On Fri, 2023-09-22 at 14:59 +0000, Paul Durrant wrote:
> From: Paul Durrant <pdurrant@amazon.com>
> 
> The following part of the original cover letter still applies...
> 
> "Currently we treat the shared_info page as guest memory and the VMM
> informs KVM of its location using a GFN. However it is not guest memory as
> such; it's an overlay page. So we pointlessly invalidate and re-cache a
> mapping to the *same page* of memory every time the guest requests that
> shared_info be mapped into its address space. Let's avoid doing that by
> modifying the pfncache code to allow activation using a fixed userspace
> HVA as well as a GPA."
> 
> However, this version of the series has dropped the other changes to try
> to handle the default vcpu_info location directly in KVM. With all the
> corner cases, it was getting sufficiently complex the functionality is
> better off staying in the VMM. So, instead of that code, two new patches
> have been added:

I think there's key information missing from this cover letter (and
since cover letters don't get preserved, it probably wants to end up in
one of the commits too).

This isn't *just* an optimisation; it's not just that we're pointlessly
invalidating and re-caching it. The problem is the time in *between*
those two, because we don't have atomic memslot updates (qv).
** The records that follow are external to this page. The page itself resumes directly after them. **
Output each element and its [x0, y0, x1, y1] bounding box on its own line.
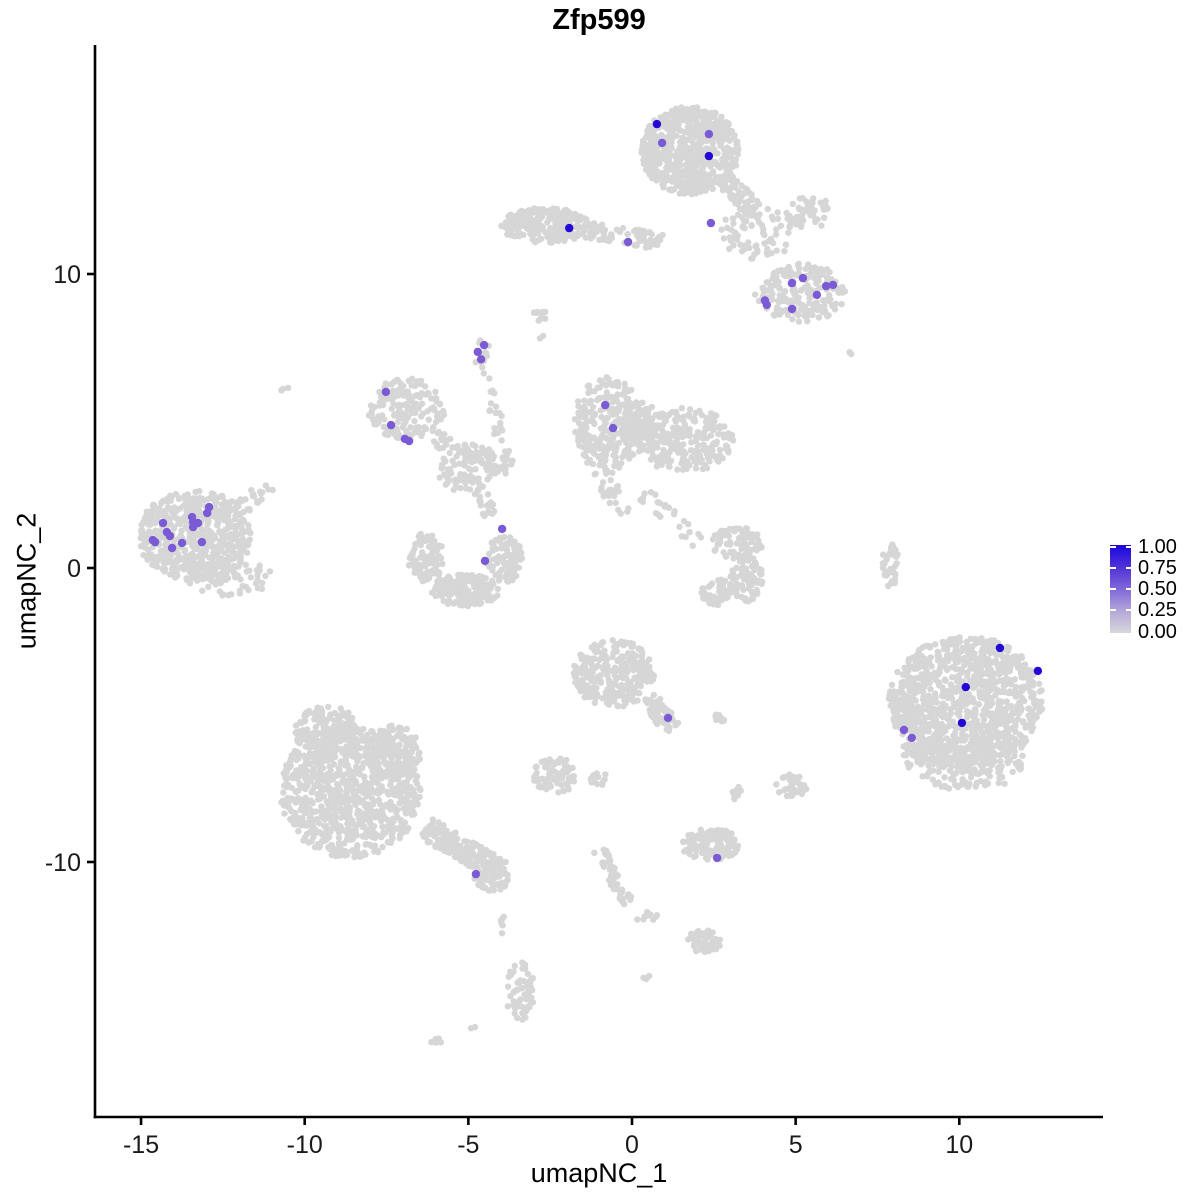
expression-mid-point — [386, 420, 396, 430]
expression-high-point — [995, 643, 1005, 653]
expression-mid-point — [657, 138, 667, 148]
expression-high-point — [957, 718, 967, 728]
x-tick-label: -10 — [287, 1131, 323, 1159]
expression-mid-point — [158, 518, 168, 528]
expression-mid-point — [798, 273, 808, 283]
expression-mid-point — [608, 423, 618, 433]
expression-mid-point — [704, 129, 714, 139]
expression-mid-point — [907, 733, 916, 743]
background-cells-layer — [137, 104, 1046, 1046]
expression-mid-point — [177, 538, 187, 548]
expression-high-point — [1033, 666, 1043, 676]
expression-mid-point — [623, 237, 633, 247]
legend-tick-label: 0.25 — [1138, 599, 1177, 622]
expression-mid-point — [899, 725, 909, 735]
expression-mid-point — [812, 290, 822, 300]
y-tick-label: 0 — [67, 555, 81, 583]
color-legend: 0.00 0.25 0.50 0.75 1.00 — [1108, 535, 1200, 650]
legend-tick-label: 0.75 — [1138, 556, 1177, 579]
expression-high-point — [652, 119, 662, 129]
expression-mid-point — [828, 280, 838, 290]
expression-mid-point — [787, 304, 797, 314]
expression-mid-point — [479, 340, 489, 350]
x-tick-label: 10 — [945, 1131, 973, 1159]
expression-mid-point — [762, 300, 771, 310]
expressing-cells-layer — [148, 119, 1043, 879]
expression-mid-point — [203, 508, 212, 518]
legend-bar-tick — [1110, 566, 1116, 569]
expression-mid-point — [165, 531, 175, 541]
expression-high-point — [565, 223, 574, 233]
expression-mid-point — [150, 537, 160, 547]
expression-high-point — [704, 151, 714, 161]
plot-title: Zfp599 — [552, 4, 646, 36]
y-tick-label: -10 — [45, 849, 81, 877]
x-tick-label: -5 — [457, 1131, 479, 1159]
expression-mid-point — [473, 347, 482, 357]
expression-mid-point — [381, 387, 391, 397]
expression-mid-point — [821, 281, 831, 291]
legend-gradient-bar — [1110, 545, 1131, 633]
x-axis-title: umapNC_1 — [530, 1158, 668, 1188]
expression-mid-point — [167, 543, 177, 553]
expression-mid-point — [706, 218, 716, 228]
legend-bar-tick — [1125, 609, 1131, 612]
expression-mid-point — [480, 556, 490, 566]
x-tick-label: -15 — [123, 1131, 159, 1159]
expression-mid-point — [601, 400, 610, 410]
x-tick-label: 5 — [789, 1131, 803, 1159]
y-tick-label: 10 — [53, 261, 81, 289]
x-tick-label: 0 — [625, 1131, 639, 1159]
expression-high-point — [961, 682, 970, 692]
expression-mid-point — [476, 355, 486, 364]
expression-mid-point — [663, 713, 673, 723]
expression-mid-point — [197, 537, 207, 547]
expression-mid-point — [471, 869, 481, 879]
legend-bar-tick — [1110, 609, 1116, 612]
y-axis-title: umapNC_2 — [11, 512, 42, 650]
expression-mid-point — [188, 522, 198, 532]
legend-bar-tick — [1125, 545, 1131, 548]
legend-bar-tick — [1125, 566, 1131, 569]
expression-mid-point — [497, 524, 507, 534]
legend-bar-tick — [1110, 545, 1116, 548]
axes-layer: -15 -10 -5 0 5 10 -10 0 10 — [45, 45, 1103, 1159]
legend-tick-label: 0.50 — [1138, 578, 1177, 600]
legend-bar-tick — [1125, 588, 1131, 591]
expression-mid-point — [787, 278, 797, 288]
expression-mid-point — [712, 853, 722, 863]
legend-bar-tick — [1110, 588, 1116, 591]
expression-mid-point — [404, 436, 414, 446]
legend-tick-label: 1.00 — [1138, 535, 1177, 558]
legend-tick-label: 0.00 — [1138, 620, 1177, 643]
If we have to break apart a large memslot which contains the
shared_info GPA, then add back the two pieces and whatever we've
overlaid in the middle which broke it in two... there are long periods
of time when an interrupt might arrive and the shared_info GPA might
just be *absent*.

Using the HVA for the shinfo page makes a whole bunch of sense since
it's kind of supposed to be a xenheap page anyway and not defined by
the guest address it may — or may NOT — be mapped at. But more to the
point, using the HVA means that the kernel can continue to deliver
event channel interrupts (e.g. timer virqs, MSI pirqs from passthrough
devices, etc.) to it even when it *isn't* mapped.
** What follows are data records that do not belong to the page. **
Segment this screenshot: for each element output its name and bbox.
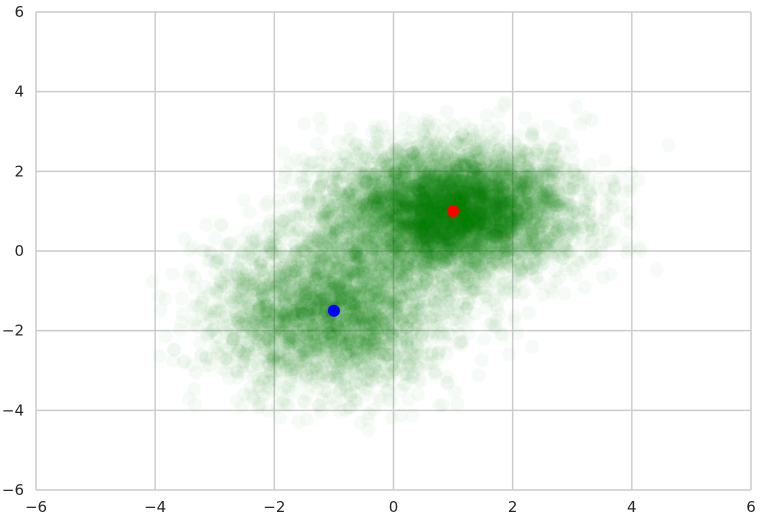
sample-point bbox=[297, 117, 311, 131]
sample-point bbox=[525, 340, 539, 354]
sample-point bbox=[650, 263, 664, 277]
sample-point bbox=[159, 329, 173, 343]
sample-point bbox=[598, 154, 612, 168]
sample-point bbox=[273, 411, 287, 425]
sample-point bbox=[471, 368, 485, 382]
grid bbox=[35, 11, 752, 491]
sample-point bbox=[440, 105, 454, 119]
sample-point bbox=[146, 275, 160, 289]
sample-point bbox=[188, 398, 202, 412]
sample-point bbox=[450, 397, 464, 411]
sample-point bbox=[477, 332, 491, 346]
sample-point bbox=[343, 121, 357, 135]
sample-point bbox=[569, 100, 583, 114]
sample-point bbox=[662, 139, 676, 153]
sample-point bbox=[385, 411, 399, 425]
sample-point bbox=[522, 306, 536, 320]
sample-point bbox=[405, 408, 419, 422]
sample-point bbox=[153, 349, 167, 363]
sample-point bbox=[502, 347, 516, 361]
sample-point bbox=[315, 122, 329, 136]
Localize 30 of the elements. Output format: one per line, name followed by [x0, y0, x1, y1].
We don't have the same problem for the vcpu_info because there's a per-
vcpu *shadow* of evtchn_pending_sel for that very purpose, which the
vCPU itself will OR into the real vcpu_info on the way into guest mode.
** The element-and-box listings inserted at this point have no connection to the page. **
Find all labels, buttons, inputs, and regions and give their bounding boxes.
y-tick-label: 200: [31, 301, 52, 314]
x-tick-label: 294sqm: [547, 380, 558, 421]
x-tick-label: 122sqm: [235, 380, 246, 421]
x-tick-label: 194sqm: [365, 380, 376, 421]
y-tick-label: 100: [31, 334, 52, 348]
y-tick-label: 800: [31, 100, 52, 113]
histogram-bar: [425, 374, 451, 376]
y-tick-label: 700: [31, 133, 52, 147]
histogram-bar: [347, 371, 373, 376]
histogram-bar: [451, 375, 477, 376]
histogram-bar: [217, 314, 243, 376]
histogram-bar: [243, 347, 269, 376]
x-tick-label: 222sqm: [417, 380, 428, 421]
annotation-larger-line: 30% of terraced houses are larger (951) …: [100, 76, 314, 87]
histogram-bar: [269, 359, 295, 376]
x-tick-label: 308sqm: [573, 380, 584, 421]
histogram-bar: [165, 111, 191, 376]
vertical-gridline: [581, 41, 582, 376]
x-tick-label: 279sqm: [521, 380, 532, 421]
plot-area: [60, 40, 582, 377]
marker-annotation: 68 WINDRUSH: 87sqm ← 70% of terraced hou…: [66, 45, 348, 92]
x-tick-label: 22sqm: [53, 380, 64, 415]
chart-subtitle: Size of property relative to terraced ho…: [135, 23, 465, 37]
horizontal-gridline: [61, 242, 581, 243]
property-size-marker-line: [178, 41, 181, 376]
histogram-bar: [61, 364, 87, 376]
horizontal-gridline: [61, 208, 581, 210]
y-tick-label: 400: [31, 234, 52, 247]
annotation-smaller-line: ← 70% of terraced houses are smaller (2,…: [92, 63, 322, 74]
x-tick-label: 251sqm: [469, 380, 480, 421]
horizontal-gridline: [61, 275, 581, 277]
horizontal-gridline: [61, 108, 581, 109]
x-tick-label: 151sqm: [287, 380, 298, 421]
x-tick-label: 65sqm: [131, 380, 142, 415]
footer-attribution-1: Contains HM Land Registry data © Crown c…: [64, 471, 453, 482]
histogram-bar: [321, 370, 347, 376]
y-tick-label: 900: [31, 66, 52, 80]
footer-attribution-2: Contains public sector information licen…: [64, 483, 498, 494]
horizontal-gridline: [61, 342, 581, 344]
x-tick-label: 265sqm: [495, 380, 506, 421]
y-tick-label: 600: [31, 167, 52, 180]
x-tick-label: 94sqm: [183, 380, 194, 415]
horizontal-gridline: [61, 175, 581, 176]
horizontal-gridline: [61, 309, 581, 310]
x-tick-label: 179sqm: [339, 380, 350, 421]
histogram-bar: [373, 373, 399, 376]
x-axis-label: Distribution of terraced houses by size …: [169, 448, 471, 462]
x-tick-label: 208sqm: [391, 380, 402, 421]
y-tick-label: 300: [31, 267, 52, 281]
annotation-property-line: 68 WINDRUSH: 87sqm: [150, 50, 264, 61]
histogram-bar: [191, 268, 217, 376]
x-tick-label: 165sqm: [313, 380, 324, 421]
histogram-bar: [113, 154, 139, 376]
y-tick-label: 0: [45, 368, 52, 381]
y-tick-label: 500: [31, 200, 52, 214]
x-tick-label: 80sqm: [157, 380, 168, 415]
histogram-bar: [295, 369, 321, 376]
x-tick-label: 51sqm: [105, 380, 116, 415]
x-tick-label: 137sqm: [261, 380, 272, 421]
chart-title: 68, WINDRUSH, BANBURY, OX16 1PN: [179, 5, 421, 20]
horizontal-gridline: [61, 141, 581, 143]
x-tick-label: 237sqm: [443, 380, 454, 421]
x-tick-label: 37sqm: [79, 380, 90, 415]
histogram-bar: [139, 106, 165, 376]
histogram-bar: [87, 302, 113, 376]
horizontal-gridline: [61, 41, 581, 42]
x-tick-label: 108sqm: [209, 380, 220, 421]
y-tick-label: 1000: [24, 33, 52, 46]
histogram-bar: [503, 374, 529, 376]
So since we have to stop all vCPUs before changing the memslots anyway,
the events can gather in that evtchn_pending_sel and it all works out
OK.

It would still be nice to have a way of atomically sticking an overlay
page over the middle of an existing memslot and breaking it apart, but
we can live without it. And even if we *did* get that, what you're
doing here makes a lot of sense anyway.